Der ewige Hochzeiter

Der ewige Hochzeiter
Von Inge Rosemann

Wo welke Blätter herbstzeitlich
auf Stein und Stufen sammeln sich,
sind zwei Personen hier zu sehen,
die wie auf einer Bühne stehen:

Geneigt bei der Entgegennahme
des Blumenstraußes hat die Dame
aus ihren Händen seitlich jetzt
zwei Wasserkannen abgesetzt,

und raffend mit der linken Hand
die Arbeitsschürze vorm Gewand,
hebt sie die rechte abwehrend,
wie vorsichtig beschwichtigend?

Das Haar gelegt in eine volle
nach vorn gekämmte Lockentolle,
– sodass sich hinten umso mehr
das Hinterhaupt zeigt kahl und leer –

schwenkt zur Visite angezogen
aus etwas Abstand vorgebogen
ein Herr in Frack und handbeschuht
galant seinen Zylinderhut.

Wie eine Schranke sieht er aus,
der fest gebundene steile Strauß,
den mit Verbeugung und Respekt
er fragend ihr entgegenstreckt

und den sie so graziös und zart
in freundlich aufmerksamer Art
sich anschickt, ohne zu beschämen,
als Huldigung dem abzunehmen,

der mit den Blümchen aufmerksam
sich ihr empfiehlt als Bräutigam.
Doch um zu sehen, was sich eben
mit diesem Paar scheint zu begeben,

aus ihrem Fenster vorgebeugt
Madam Adele oben äugt
mit scharfen Blicken angespannt
schräg über ihren Brillenrand,

wie gleichfalls Kleidermachermeister
Herr Neiderl – denn genauso heißt er –
späht weiter unten aus dem Haus
als Lauscher regungslos heraus.

Der Fall ist eine Augenweide
auch für die Wäscherinnen beide,
wo schattig in der Morgenstunde
erhöht schaut aus dem Hintergrunde

der heilige Sankt Florian
des Kandidaten Werbung an.
Ergraut erhebt sich aus der Stadt
der Turm mit Uhr und Zifferblatt,

auf dem die Zeiger in den leisen
Taktschritten umeinander kreisen,
und in den Lüften klar und kühl
weht schon ein Hauch von Herbstgefühl.

 

Das Gedicht „Der ewige Hochzeiter“ von Inge Rosemann erzählt von einer Szene, in der eine Dame einen Blumenstrauß von einem Herrn gereicht bekommt.

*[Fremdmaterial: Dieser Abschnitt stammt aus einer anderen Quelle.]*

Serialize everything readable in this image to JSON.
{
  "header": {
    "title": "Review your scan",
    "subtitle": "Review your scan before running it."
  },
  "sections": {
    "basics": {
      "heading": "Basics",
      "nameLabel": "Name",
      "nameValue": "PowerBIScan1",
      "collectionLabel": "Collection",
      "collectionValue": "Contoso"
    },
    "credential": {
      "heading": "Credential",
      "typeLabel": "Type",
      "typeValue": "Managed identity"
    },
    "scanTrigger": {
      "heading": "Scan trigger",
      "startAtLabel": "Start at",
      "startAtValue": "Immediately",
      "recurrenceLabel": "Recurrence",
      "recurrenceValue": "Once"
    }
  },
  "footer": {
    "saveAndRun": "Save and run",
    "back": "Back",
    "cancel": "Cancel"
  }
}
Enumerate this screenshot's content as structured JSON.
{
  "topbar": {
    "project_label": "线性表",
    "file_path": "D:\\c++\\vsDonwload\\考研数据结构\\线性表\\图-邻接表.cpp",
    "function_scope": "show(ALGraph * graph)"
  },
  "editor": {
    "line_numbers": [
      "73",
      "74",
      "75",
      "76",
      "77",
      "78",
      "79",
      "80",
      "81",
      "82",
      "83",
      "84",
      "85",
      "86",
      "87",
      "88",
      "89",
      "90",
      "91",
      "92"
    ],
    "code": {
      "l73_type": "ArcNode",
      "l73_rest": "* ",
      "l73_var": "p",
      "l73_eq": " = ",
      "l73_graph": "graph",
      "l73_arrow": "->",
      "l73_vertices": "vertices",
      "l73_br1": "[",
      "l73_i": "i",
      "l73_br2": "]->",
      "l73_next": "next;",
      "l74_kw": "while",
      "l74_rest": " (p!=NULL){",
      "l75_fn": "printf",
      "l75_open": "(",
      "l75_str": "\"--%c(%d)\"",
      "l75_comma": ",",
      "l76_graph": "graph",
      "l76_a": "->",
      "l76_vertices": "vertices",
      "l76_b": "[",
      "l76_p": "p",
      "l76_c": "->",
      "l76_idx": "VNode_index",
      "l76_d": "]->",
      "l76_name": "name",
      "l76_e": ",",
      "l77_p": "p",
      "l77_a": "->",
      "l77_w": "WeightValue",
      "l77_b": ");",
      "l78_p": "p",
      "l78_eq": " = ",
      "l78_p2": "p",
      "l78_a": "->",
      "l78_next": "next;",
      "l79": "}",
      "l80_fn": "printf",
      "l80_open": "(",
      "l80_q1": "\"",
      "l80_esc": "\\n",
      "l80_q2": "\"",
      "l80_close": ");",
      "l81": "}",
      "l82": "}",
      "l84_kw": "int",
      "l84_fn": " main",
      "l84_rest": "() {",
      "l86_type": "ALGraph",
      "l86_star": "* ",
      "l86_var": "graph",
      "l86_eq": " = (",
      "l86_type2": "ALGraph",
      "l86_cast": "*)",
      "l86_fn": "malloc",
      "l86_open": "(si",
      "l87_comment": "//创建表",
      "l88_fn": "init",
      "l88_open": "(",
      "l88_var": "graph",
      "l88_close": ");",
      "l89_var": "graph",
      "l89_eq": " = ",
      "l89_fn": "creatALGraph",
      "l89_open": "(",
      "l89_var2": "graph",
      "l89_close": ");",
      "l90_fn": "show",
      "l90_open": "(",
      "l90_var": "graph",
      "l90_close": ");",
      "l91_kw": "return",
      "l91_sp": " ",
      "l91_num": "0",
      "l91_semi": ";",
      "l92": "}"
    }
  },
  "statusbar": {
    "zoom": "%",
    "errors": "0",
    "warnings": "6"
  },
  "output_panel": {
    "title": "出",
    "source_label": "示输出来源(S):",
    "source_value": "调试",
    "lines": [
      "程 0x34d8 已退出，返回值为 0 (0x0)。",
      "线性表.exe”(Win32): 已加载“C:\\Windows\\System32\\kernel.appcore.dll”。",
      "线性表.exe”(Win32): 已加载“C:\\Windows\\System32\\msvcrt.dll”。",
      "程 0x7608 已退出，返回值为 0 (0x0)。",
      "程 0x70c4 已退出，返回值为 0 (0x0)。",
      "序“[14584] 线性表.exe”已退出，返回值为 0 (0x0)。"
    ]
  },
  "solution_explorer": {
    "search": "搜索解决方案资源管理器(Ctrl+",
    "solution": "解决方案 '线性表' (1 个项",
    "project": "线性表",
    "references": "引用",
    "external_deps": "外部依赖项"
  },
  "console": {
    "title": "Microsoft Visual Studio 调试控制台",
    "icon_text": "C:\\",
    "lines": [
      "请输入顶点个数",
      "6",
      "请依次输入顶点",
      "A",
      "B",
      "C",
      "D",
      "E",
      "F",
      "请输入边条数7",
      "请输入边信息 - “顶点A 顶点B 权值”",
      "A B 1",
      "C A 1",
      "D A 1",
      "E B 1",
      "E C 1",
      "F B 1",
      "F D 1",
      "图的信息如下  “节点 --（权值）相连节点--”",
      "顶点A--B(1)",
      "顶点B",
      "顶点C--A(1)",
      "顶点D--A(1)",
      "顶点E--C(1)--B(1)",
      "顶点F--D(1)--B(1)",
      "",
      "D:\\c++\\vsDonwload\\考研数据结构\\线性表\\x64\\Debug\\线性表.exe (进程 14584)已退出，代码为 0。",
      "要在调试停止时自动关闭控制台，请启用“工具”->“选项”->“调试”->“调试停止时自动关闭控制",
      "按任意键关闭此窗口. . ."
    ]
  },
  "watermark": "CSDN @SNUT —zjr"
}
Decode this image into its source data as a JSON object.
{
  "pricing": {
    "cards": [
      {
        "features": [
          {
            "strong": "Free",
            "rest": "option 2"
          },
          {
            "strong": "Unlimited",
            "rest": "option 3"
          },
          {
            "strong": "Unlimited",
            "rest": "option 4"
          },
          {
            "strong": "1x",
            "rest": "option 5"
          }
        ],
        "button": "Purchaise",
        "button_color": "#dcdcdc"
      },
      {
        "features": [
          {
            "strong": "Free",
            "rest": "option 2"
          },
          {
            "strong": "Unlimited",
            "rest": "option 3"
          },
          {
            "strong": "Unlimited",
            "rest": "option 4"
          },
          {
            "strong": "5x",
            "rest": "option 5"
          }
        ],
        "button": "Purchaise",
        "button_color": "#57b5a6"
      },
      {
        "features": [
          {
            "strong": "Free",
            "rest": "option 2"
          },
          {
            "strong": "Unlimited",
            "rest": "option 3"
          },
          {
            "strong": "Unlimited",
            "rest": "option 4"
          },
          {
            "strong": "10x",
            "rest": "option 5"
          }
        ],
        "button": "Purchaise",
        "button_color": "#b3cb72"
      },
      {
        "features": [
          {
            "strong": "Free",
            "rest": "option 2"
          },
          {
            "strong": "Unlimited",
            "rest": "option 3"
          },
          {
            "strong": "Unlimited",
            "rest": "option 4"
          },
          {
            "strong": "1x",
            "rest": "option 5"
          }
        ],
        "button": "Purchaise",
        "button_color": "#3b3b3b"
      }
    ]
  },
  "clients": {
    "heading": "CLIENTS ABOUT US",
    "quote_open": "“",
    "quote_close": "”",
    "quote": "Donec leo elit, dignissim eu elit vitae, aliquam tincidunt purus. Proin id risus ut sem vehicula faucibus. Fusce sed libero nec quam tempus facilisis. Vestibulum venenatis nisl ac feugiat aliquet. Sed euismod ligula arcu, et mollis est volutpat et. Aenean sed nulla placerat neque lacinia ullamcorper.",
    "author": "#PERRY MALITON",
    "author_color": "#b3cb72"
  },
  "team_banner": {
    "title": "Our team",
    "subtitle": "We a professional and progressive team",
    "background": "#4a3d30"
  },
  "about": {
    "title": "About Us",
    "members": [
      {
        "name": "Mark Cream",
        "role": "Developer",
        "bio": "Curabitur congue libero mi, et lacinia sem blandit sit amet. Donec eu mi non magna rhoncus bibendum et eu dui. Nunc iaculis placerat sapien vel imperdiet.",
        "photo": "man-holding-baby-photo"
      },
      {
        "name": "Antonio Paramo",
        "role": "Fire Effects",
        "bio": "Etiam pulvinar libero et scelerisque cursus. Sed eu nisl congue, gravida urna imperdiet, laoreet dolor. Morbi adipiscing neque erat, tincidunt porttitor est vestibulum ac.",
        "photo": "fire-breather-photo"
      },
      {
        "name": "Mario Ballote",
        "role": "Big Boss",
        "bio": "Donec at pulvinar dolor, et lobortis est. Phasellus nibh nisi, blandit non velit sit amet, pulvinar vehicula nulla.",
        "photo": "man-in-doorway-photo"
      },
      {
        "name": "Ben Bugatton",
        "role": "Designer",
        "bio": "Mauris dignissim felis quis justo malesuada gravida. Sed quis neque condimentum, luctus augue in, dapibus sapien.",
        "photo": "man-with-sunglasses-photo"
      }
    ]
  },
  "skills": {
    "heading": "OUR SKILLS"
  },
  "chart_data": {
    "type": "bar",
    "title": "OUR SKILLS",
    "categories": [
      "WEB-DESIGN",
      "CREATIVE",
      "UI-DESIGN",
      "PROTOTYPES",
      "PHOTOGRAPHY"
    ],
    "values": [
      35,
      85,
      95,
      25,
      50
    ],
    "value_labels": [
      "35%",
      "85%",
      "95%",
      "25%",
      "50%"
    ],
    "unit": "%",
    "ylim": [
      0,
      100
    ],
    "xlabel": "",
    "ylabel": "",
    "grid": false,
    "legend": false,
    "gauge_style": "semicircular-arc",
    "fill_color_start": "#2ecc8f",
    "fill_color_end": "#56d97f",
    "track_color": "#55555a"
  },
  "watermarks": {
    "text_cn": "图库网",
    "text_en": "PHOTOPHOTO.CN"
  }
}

Mit dreizehn vierversigen Strophen, die durchgängig im Paar gereimt sind, wird jeder Vers von einem vierhebigen Jambus getragen.
Es ist „herbstzeitlich“ (V.1) und die Dame hat „zwei Wasserkannen abgesetzt“ (V.8), die nun neben ihr stehen. Wie „vorsichtig beschwichtigend“ (V.12) hält sie eine Hand vor sich, während sie mit der anderen Hand ihre Schürze rafft. Der Herr, der ihr die Blumen reicht, steht etwas „vorgebogen“ (V. 18), so dass sein „kahler“ (V.16) Hinterkopf zu sehen ist. Dabei steht der Blumenstrauß „wie eine Schranke“ (V.21) zwischen den beiden, die nur überwunden werden kann, wenn die Dame den Strauß annimmt.
Darauf, dass es sich bei dem Besuch des Herren um einen Heiratsantrag handelt, weist zum einen natürlich der Titel des Gedichts „Der ewige Hochzeiter“ und zudem die im Hintergrund sich auftürmende Kirche, „der heilige Sankt Florian“ (V.45) hin, dessen „Zeiger in den leisen Taktschritten umeinander kreisen“ (V.50). Das leise umeinander Kreisen kann hier auch als Metapher für die Beziehung des Hochzeiters und seiner Angebeteten verstanden werden. Dabei werden sie von allerlei Nachbarsleuten beobachtet, „Madam Adele“ (V.34) äugt aus dem Fenster, Herr Neiderl, der „Kleidermachermeister“ (V.37) ist ebenfalls aus dem Fenster gelehnt, um das  Schauspiel zu beobachten (V.44).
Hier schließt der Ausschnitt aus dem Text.